Mico é escrever errado!
O meu texto “’Miguxês’ não é língua”, que publiquei aqui e em meu blog há algum tempo, teve uma repercussão tão positiva que os comentários que ouvi pessoalmente ou por e-mail me incentivaram a trazer o tema à tona, agora por um outro prisma. Para a maioria dos adolescentes que estão no Orkut é “mico” escrever corretamente nos recados enviados aos amigos. Ao contrário, dizer “dolu vc”, “xaudade”, “bjinhus”, “d+” e outras pérolas do miguxês é considerado por eles estar na moda, ser “da hora”.
É possível compreender essa vocação da adolescência para a contestação, para querer ser diferente, ser do contra. Nesta história toda, o irônico é que ser diferente é fazer bom uso da Língua Portuguesa, é não assassinar a gramática.
Gosto, às vezes, de perambular pelo Orkut para observar exatamente esse aspecto. Quando vejo um recado de um adolescente escrito de forma correta chego a traçar um perfil básico dele só por isto. Dá para deduzir que seja um bom aluno, alguém de opinião própria e emocionalmente mais seguro. Exagero? Taí um bom mote para pesquisas...
Ser diferente é perceber os movimentos da moda, absorver os bons aspectos deles, mas jamais se render às suas armadilhas. Mico é escrever errado! É não ter vocabulário para transitar com desenvoltura por espaços diversos. É ser conhecido como o que fala errado, o que dá foras nas rodinhas de amigos. Mico, ou melhor, gorila é escrever uma redação na escola e o professor circular o texto inteiro diante de tantos erros.
Minha cunhada, que reside na Bahia, enviou um recado no Orkut para me cumprimentar pela crônica e para dizer o quanto tem sido difícil manter um diálogo com seus alunos pela internet. “Têm pessoas no Orkut – meus alunos, por exemplo – com as quais não consigo manter diálogo, por não entender. Acabo ficando ‘muda’ e ‘surda’, porém eles se defendem dizendo que falar dessa forma é que ‘é moderno’, ‘teen’ e ‘tá na moda’. Até hoje não entendi uma mensagem da filha adolescente de uma grande amiga”, mencionou.
Outra amiga baiana, que é professora de Português e também leu o meu texto, contou que certa vez duas primas adolescentes chegaram a lhe perguntar por que ela escrevia tão certinho no Orkut. “Algumas vezes cheguei a sugerir a elas que escrevessem em português, pois eu não entendia nada e, consequentemente, não havia comunicação. A situação é tão preocupante que mesmo pessoas com acesso à educação acabam se influenciando tanto que não conseguem distinguir mais em quais situações elas podem usar tal variação. Tive uma experiência ano passado com alunos do Ensino Médio que utilizavam vários termos do ‘internetês’ em dissertações.

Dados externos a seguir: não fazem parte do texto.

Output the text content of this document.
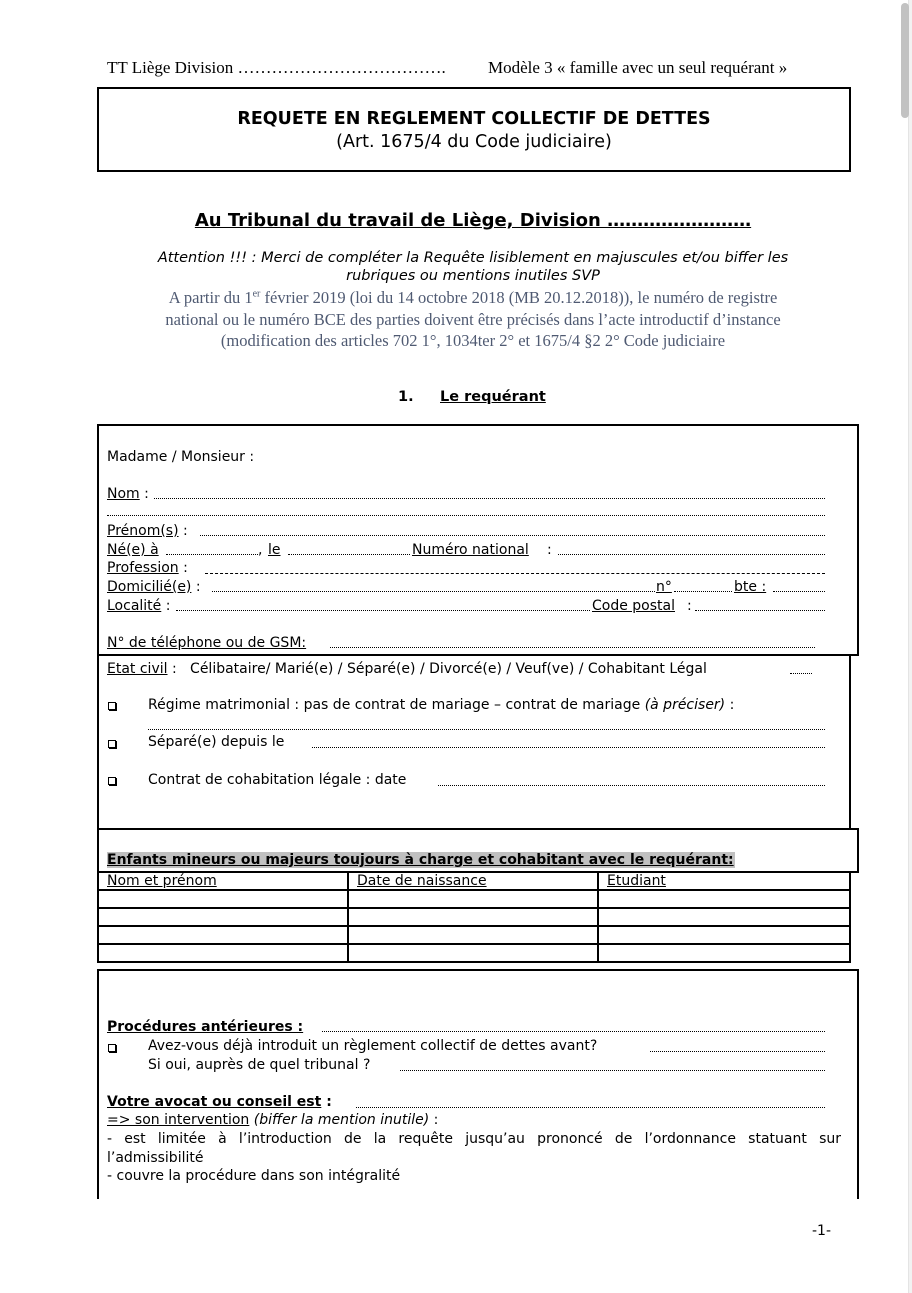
TT Liège Division ………………………………. Modèle 3 « famille avec un seul requérant »
REQUETE EN REGLEMENT COLLECTIF DE DETTES
(Art. 1675/4 du Code judiciaire)
Au Tribunal du travail de Liège, Division ……………………
Attention !!! : Merci de compléter la Requête lisiblement en majuscules et/ou biffer les
rubriques ou mentions inutiles SVP
A partir du 1er février 2019 (loi du 14 octobre 2018 (MB 20.12.2018)), le numéro de registre
national ou le numéro BCE des parties doivent être précisés dans l’acte introductif d’instance
(modification des articles 702 1°, 1034ter 2° et 1675/4 §2 2° Code judiciaire
1. Le requérant
Madame / Monsieur :
Nom :
Prénom(s) :
Né(e) à	, le	Numéro national :
Profession :
Domicilié(e) :	n°	bte :
Localité :	Code postal :
N° de téléphone ou de GSM:
Etat civil : Célibataire/ Marié(e) / Séparé(e) / Divorcé(e) / Veuf(ve) / Cohabitant Légal
Régime matrimonial : pas de contrat de mariage – contrat de mariage (à préciser) :
Séparé(e) depuis le
Contrat de cohabitation légale : date
Enfants mineurs ou majeurs toujours à charge et cohabitant avec le requérant:
Nom et prénom	Date de naissance	Etudiant

Procédures antérieures :
Avez-vous déjà introduit un règlement collectif de dettes avant?
Si oui, auprès de quel tribunal ?
Votre avocat ou conseil est :
=> son intervention (biffer la mention inutile) :
- est limitée à l’introduction de la requête jusqu’au prononcé de l’ordonnance statuant sur
l’admissibilité
- couvre la procédure dans son intégralité
-1-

Dá para acreditar?”
Depoimentos como esses, cada vez mais comuns entre professores e pais, revelam um problema bem mais abrangente do que um simples jeito errado de escrever a Língua Portuguesa. Mostram o desdém que as novas gerações vêm tendo com os adultos do seu convívio. Ficou para trás o tempo em que um adolescente respondia a um “bom dia” do professor assim que este entrava na sala. É mais do que um entrave de comunicação. Ou não?